The Three Natures is a raft. It is not for everyone. It requires a profound level of commitment to deeply understand and practice with it. For most practitioners, it doesn’t come easy, but rather takes years of study and meditation with a senior dharma teacher guiding one to significantly impact and lessen one’s suffering. And almost no one who practices it becomes enlightened. More peaceful, yes, even quite a lot more peaceful; but enlightened, no. One great scholar monk said he believes there were maybe six people on the planet who were enlightened. There seems to be some consensus about this from the teachers we have known, though they all laugh at whether the number should be 6 or 10 or an even dozen. All agree, though, that it is not hundreds or thousands, more like a big handful. A profoundly practiced monk in Taiwan who was the number one disciple of the Venerable Master Yin Shun, who was perhaps the most profoundly practiced intellectual monk of the twentieth century, said that “enlightenment is a practice, not a thing we attain or a place we get to.” So the best we are going to get from this treatise are some perspectives that can lessen our dukkha. To assert that this is the path to enlightenment is hyperbole at best, a deceptive and erroneous view at worst.
Nonetheless, there are take-aways from this extraordinary treatise that can lessen our load, and that are worth the investment of our time. Take the inscrutable Elephant Simile. In a sentence, the analogy wants us to practice with the deep understanding that the problem is not that we experience an illusory world; the problem is that we are fooled, by the way our brain processes and feeds information to us, into accepting the reality of our illusory perceptions and concepts as real, as existent in the way we are perceiving them. Whenever we are uncomfortable or unsatisfied, or anxious and stressed—whenever we are feeling dukkha—we need to remember to activate an internal self-talk voice which reminds us that what we are experiencing is just in our mind, just in our mind and not real. That lessens our ability to attach to our Self and our story, thus lessening our discomfort.
Another takeaway is from the duality of afflicted and nonafflicted. Being all phenomena are both afflicted and nonafflicted, both a source of dukkha from one perspective and not a source of dukkha from another perspective, Vasubandhu is asserting that we can choose which perspective to use in interpreting a phenomenon. We can choose a wise perspective, a perspective that is nonafflictive, or an ignorant perspective, a perspective that is afflictive. How? We do this by realizing that a dukkha producing perspective is a misperception, and that we can correct that by remembering that all phenomena are (1) just imaginary, (2) that they arose in our minds in a relative and imaginary way, and (3) that, ultimately, they are empty of duality. Duality is the culprit here!

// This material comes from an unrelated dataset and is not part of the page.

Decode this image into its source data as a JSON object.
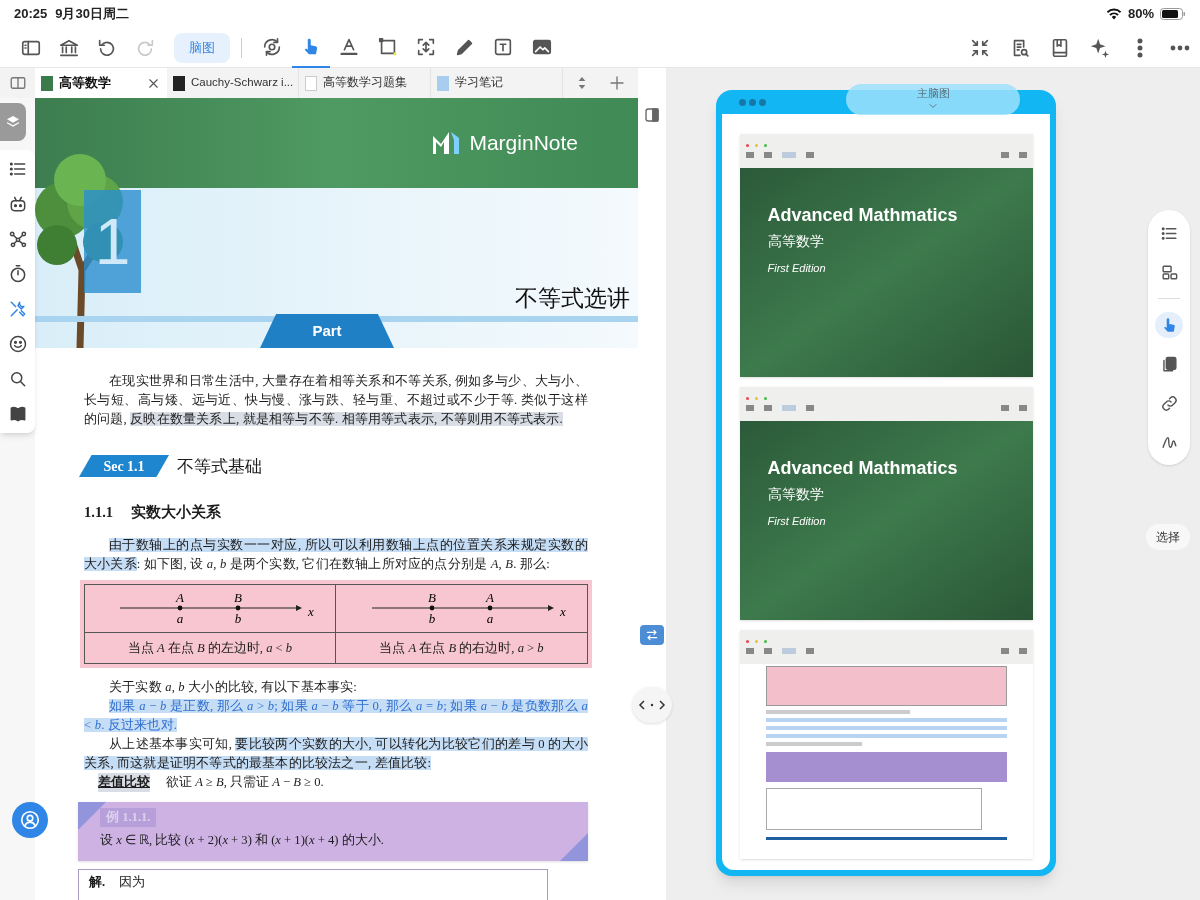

These are Vasubandhu’s concluding verses. In Verse 37 he reminds us that all phenomena have three natures, and that the unity of these natures is the consummate nonduality. Perceiving the world this way, Vasubandhu asserts, liberates us from suffering and radiance arises in its place. This radiance (Verse 38) is the source of an other-centered way of life, one in which our actions from body, speech, and mind, light up the world.